To solve the differential equation \[ x y^2 \, dy - (x^3 + y^3) \, dx = 0, \] we can rearrange it into a more standard form. Dividing through by \(dx\) gives: \[ x y^2 \frac{dy}{dx} = x^3 + y^3. \] This can be rewritten as: \[ \frac{dy}{dx} = \frac{x^3 + y^3}{x y^2}. \] Next, we can separate the variables. We can rewrite the equation as: \[ \frac{dy}{dx} = \frac{x^3}{x y^2} + \frac{y^3}{x y^2} = \frac{x^2}{y^2} + \frac{y}{x}. \] Now, we can separate the variables: \[ \frac{dy}{\frac{x^2}{y^2} + \frac{y}{x}} = dx. \] This is a bit complicated to integrate directly, so let's try a substitution. We can use the substitution \(v = \frac{y}{x}\), which implies \(y = vx\) and \(dy = v \, dx + x \, dv\). Substituting these into the equation gives: \[ v \, dx + x \, dv = \frac{x^3 + (vx)^3}{x (vx)^2}. \] This simplifies to: \[ v \, dx + x \, dv = \frac{x^3 + v^3 x^3}{x^3 v^2} = \frac{1 + v^3}{v^2}. \] Now, we can separate the variables: \[ x \, dv = \frac{1 + v^3}{v^2} \, dx - v \, dx. \] This leads to: \[ x \, dv = \left(\frac{1 + v^3 - v^2}{v^2}\right) dx. \] Now we can integrate both sides.
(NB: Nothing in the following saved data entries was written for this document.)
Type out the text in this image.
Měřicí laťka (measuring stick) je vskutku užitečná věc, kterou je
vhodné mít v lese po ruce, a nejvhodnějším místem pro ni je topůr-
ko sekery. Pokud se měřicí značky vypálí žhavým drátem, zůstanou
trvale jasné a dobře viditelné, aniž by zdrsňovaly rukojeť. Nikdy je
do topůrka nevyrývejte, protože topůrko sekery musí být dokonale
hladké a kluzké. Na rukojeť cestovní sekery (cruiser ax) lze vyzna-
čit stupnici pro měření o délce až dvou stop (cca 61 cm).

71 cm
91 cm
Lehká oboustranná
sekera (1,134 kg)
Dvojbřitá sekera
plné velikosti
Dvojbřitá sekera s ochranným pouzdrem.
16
The left side integrates with respect to \(v\) and the right side with respect to \(x\). However, this approach can become quite complex. Instead, let's return to the original equation and check if it is exact or can be made exact. The original equation can be written as: \[ M(x, y) = - (x^3 + y^3), \quad N(x, y) = x y^2. \] To check if it is exact, we compute: \[ \frac{\partial M}{\partial y} = -3y^2, \quad \frac{\partial N}{\partial x} = y^2. \] Since \(\frac{\partial M}{\partial y} \neq \frac{\partial N}{\partial x}\), the equation is not exact. Next, we can try to find an integrating factor or use another method to solve the equation. After some manipulation, we can find that the equation can be solved using the method of integrating factors or substitutions, but it may require more advanced techniques or numerical methods depending on the context. For a specific solution, we can also look for particular solutions or numerical solutions based on initial conditions if provided. If you have specific conditions or further instructions, please let me know!